CRM Callouts & Microsoft Enterprise Library Application Blocks RRS feed

  • Question

  • We are writing a callout for a project and we would like to use the Microsoft Enterprise Library (MEL) for configuration, logging, and data access.  It is our enterprise standard to utilize those blocks for those activities on all of our efforts.  The problem is that I don't see a readily available app.config or web.config file for which I can add the configuration context necessary to utilize those features.


    I also am very averse to modifying any core Microsoft Dynamics CRM 3.0 app.config or web.config file because it has the potential of being wiped out during any future upgrades.  So far we have envisioned two options but would like some community feedback to help us define a best practice.


    Option 1: Use the MEL ConfigurationManager to load context from a file and execute against that context

    • PRO: It seems as if it may get us closer
    • CON: Externally loaded context does not become the "current context".  Existing in-house libraries hard-wired to execute against the "current context" may not be utilized.

    Option 2: Add the configuration context to the machine.config

    • PRO: We may utlize all existing in-house libraries
    • CON: We have a standard to not use the machine.config for anything to avoid potential maintenance headaches.

    We are leaning towards [Option 2] and changing our standard to allow authorized modifications to the machine.config only.  This is because we enjoy leveraging the current context in our core libraries to avoid having to pass context and configuration information through every layer of our code.

    Thursday, June 21, 2007 9:25 PM


  • Well, we had some further discussion with some of our internal technical
    experts and our architect and we decided on an alternative.

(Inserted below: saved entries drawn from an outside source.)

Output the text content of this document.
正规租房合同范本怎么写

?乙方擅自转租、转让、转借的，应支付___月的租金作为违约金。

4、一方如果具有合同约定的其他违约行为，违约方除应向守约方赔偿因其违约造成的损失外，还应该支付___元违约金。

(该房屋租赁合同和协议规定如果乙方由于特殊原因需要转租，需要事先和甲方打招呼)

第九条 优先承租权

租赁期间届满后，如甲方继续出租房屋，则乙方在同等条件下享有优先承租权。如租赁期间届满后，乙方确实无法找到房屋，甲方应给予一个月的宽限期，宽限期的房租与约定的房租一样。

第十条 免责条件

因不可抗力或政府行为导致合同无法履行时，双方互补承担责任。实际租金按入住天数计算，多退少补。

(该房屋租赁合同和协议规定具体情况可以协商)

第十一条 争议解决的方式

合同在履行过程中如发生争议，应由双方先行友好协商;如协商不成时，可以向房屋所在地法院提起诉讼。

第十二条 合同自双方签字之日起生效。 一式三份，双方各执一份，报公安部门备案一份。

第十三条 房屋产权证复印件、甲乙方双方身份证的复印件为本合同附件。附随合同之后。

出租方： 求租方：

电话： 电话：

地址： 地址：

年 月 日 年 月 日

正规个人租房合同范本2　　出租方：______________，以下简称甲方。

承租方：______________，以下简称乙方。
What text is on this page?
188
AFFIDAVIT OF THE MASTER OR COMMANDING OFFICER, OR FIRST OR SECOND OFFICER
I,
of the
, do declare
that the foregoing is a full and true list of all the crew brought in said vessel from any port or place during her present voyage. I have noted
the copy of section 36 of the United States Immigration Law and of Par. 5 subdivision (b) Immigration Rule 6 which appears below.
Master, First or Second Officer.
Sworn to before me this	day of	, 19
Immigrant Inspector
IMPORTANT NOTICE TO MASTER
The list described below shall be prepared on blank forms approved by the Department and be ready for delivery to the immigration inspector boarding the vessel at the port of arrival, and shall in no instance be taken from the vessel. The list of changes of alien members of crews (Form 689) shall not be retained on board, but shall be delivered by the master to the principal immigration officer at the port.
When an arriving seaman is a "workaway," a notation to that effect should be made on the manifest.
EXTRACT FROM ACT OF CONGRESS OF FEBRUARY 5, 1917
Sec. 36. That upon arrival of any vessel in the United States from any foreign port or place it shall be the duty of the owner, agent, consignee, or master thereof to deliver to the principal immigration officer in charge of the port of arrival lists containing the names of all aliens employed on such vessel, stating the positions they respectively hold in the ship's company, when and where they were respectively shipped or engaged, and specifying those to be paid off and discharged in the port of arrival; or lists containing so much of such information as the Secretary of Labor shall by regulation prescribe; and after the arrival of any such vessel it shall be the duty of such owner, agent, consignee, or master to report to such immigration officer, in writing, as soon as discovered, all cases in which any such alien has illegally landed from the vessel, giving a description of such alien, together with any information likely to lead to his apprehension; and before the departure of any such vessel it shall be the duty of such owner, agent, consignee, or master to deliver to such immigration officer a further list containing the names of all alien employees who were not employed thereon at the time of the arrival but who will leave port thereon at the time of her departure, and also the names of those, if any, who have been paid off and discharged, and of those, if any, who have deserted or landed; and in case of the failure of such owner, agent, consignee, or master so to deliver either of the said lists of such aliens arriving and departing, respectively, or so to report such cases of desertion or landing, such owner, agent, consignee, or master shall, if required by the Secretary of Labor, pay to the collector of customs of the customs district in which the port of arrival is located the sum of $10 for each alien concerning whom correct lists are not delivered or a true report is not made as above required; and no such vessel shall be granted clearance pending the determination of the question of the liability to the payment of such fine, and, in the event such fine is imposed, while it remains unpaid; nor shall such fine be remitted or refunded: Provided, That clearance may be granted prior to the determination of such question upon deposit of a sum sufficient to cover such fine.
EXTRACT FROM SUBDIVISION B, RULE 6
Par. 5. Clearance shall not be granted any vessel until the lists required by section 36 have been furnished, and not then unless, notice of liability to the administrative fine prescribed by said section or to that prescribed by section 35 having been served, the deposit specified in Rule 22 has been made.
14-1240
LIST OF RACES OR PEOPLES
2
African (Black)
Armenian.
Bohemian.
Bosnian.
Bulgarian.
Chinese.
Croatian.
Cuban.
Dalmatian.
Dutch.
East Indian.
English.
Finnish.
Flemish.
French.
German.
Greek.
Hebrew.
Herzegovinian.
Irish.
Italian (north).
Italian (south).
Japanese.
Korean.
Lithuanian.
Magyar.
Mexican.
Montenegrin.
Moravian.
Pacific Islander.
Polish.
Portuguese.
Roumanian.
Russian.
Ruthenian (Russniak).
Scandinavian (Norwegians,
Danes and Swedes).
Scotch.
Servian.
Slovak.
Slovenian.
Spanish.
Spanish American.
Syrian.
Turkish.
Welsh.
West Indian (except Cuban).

    We have libraries that wrap MEL blocks as well as provide other functions.
    We are going to add a singleton to our core libraries with a property that
    lazy loads the configuration context from GetCurrentContext. A developer
    would also have the option of manually setting the configuration context from
    an external file. We will then rewrite all of our libraries to execute
    against a specific context, the property on the singleton, instead of calling
    GetCurrentContext. This should persist singatures and behavior for existing
    applications while providing a much less intrusive solution for callouts.

    Our external configuration files will be in the same folder as the callout
    DLL and we will reflect against the executing assembly to get its location.